ClarkConnect comes close, but it really does far more than I need. It works, I played with it today and I see no problems with it in a small/medium office. Especially the paid version, the community version is a bit gimped for my tastes. Also CC seems to have issues getting Firefly to work well.

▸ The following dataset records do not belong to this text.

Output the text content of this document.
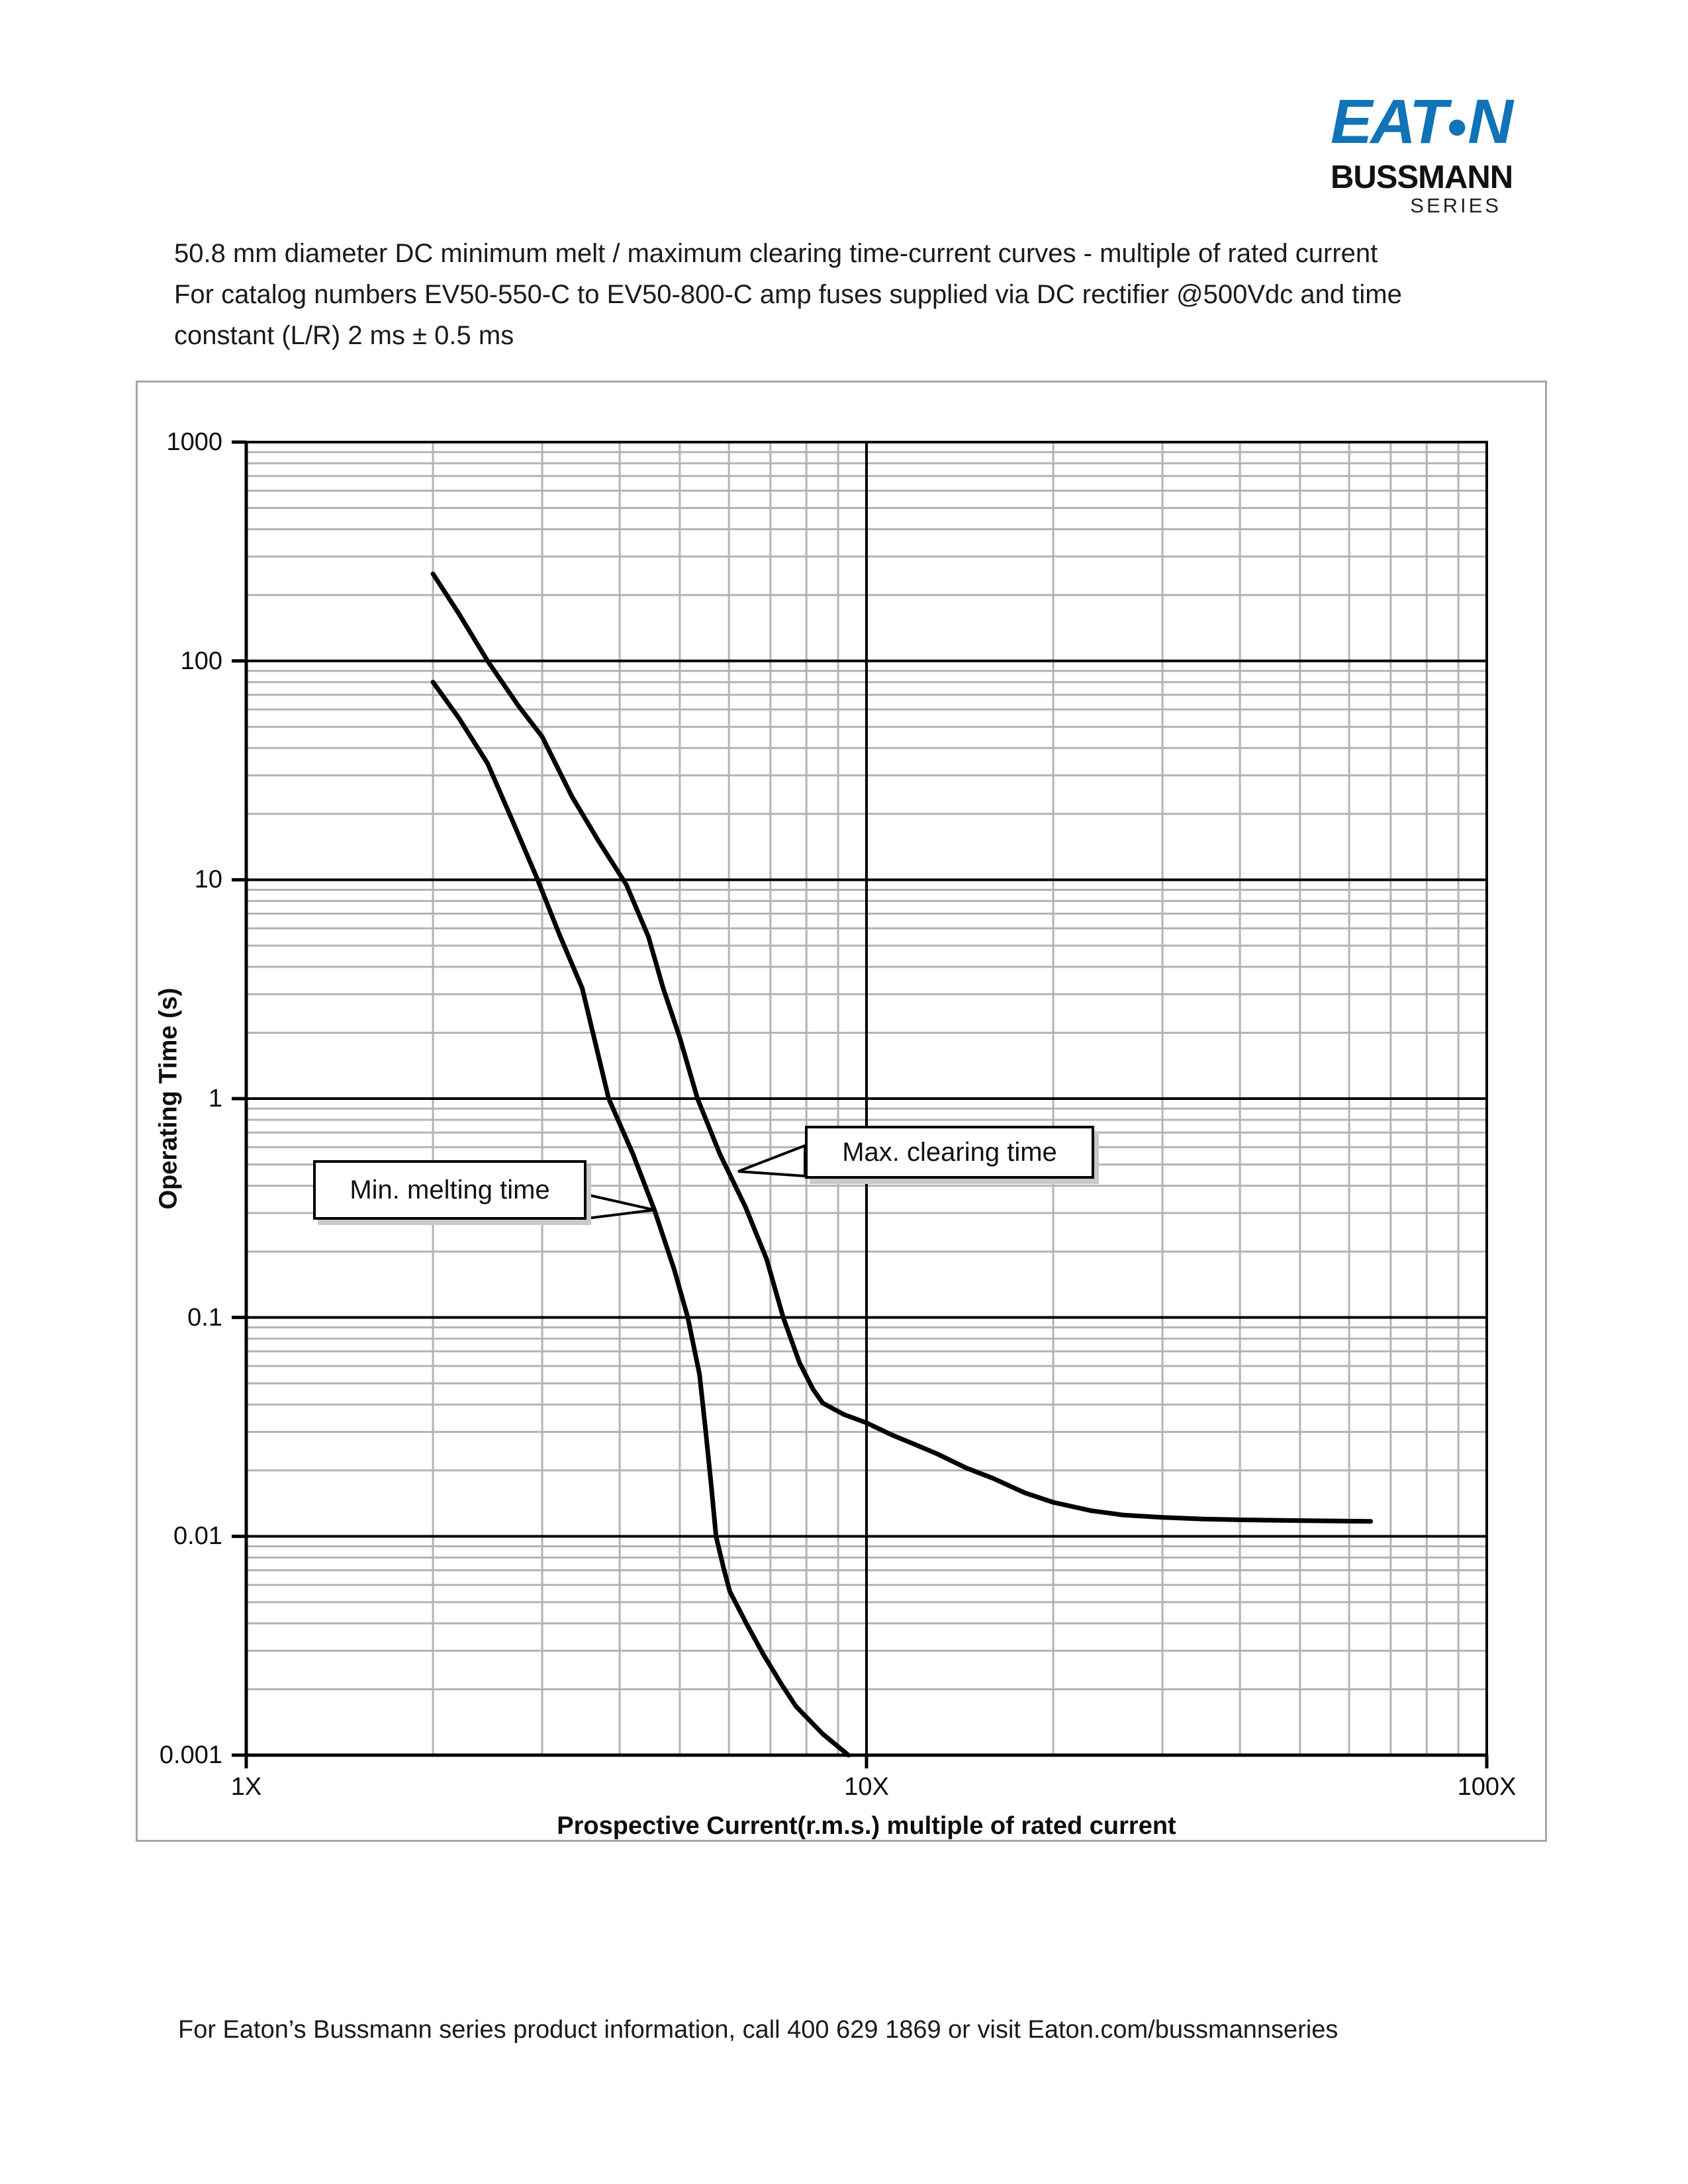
EAT●N
BUSSMANN
SERIES
50.8 mm diameter DC minimum melt / maximum clearing time-current curves - multiple of rated current
For catalog numbers EV50-550-C to EV50-800-C amp fuses supplied via DC rectifier @500Vdc and time
constant (L/R) 2 ms ± 0.5 ms
1000
100
10
1
0.1
0.01
0.001
1X	10X	100X
Operating Time (s)
Prospective Current(r.m.s.) multiple of rated current
Min. melting time
Max. clearing time
For Eaton’s Bussmann series product information, call 400 629 1869 or visit Eaton.com/bussmannseries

PFsense or IPcop, even Ebox, seem to be great firewall/router/gateway systems, but they stop there. Yes, that is all they were made to do and they do it well, but there is then the need for more boxes again. For the Home environment, I see no need for multiple systems with firewalls and storage.

Hold the train there.... Multiple physical boxes is exactly what I don't want to do, too much wasted power and actual space.

How about something like VMware ESXi? PFSense, IPCop, or Smoothwall for the gateway virtual machine. Then create a second virtual machine to run Ubuntu Server 8.10 and feed it all my terabytes of storage drives to share out via Samba and firefly. At this point I could add more machines or add on to the seconf vm for Apache or whatever. Webmin would work fine to manage the fileserver, though it's frowned on still by the Ubuntu devs.

Any ideas on a Webmin replacement?

Go_Big_Blue
February 6th, 2009, 02:56 AM
eBox seems to be a pretty good web-based gui for and Ubuntu Server setup.

Try http://www.howtoforge.com/running-a-file-and-print-server-with-ebox-on-ubuntu8.04-server

quietas
February 6th, 2009, 02:50 PM
eBox seems to be a pretty good web-based gui for and Ubuntu Server setup.


Reading through the Ebox site it looks like the web GUI will work for most of the management functions. It also deals with the proxy and content filtering. Samba seems to be added in and with a normal Ubuntu server install I will be able to run Firefly unlike PFsense, IPCop, ClarkConnect, or others.

I'll be working on it tonight after I locate a decent fakeRAID card here in town to provide some SATA ports for my large drives.